Elsewhere on the equity market, Close Brothers declared a statutory operating profit before tax of £11.7 million in the first half (H1) of its fiscal year, down from £128.9m in the same period a year ago, a performance mainly due to a provision of £114.6m in relation to the winding down of its loan business.
Old Mutual reported a 10% rise in full-year profit. The insurer, the largest life insurer in South Africa, said it benefitted from a drop in mortality claims in its biggest life insurance business. It nonetheless warned that the outlook remained risky for insurance firms in a context of rising interest rates and tough domestic economic conditions.
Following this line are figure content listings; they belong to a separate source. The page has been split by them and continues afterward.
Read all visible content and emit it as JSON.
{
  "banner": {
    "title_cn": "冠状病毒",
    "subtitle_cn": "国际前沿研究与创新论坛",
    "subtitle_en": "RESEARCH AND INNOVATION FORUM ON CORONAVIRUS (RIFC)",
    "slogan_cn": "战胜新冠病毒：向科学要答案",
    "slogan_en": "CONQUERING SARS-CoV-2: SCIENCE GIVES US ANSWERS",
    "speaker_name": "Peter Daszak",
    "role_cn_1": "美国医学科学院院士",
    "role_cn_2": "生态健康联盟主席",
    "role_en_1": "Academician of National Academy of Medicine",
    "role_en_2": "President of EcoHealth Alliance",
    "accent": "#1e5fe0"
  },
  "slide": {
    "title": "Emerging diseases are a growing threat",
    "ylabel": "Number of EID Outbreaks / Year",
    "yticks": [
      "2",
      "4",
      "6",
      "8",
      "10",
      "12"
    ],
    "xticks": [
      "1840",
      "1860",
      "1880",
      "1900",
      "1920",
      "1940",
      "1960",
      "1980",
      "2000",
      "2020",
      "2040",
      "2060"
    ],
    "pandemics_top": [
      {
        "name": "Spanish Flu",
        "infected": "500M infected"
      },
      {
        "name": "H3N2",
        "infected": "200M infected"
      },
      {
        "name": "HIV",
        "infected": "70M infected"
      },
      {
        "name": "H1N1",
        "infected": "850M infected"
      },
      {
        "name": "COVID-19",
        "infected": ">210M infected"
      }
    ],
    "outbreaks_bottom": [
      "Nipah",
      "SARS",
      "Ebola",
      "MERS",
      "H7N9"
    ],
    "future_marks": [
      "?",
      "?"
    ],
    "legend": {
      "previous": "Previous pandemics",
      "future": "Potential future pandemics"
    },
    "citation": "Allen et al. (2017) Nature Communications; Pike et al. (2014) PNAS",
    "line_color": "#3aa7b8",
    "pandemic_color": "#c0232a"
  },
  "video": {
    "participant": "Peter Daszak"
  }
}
Volkswagen announced it will be investing €180bn in the next five years. Two thirds of that amount will be spent on electrification - including making batteries - and digitalisation in China, up from 56% in the previous five-year plan.
Credit Suisse fell to new record low yesterday, dropping another 9.6%. Earlier this morning the Swiss bank published its 2022 annual report. According to the document, customer "outflows had stabilised to much lower levels but had not yet reversed". Customers of the Swiss bank have been withdrawing funds in the fourth quarter following a string of scandals.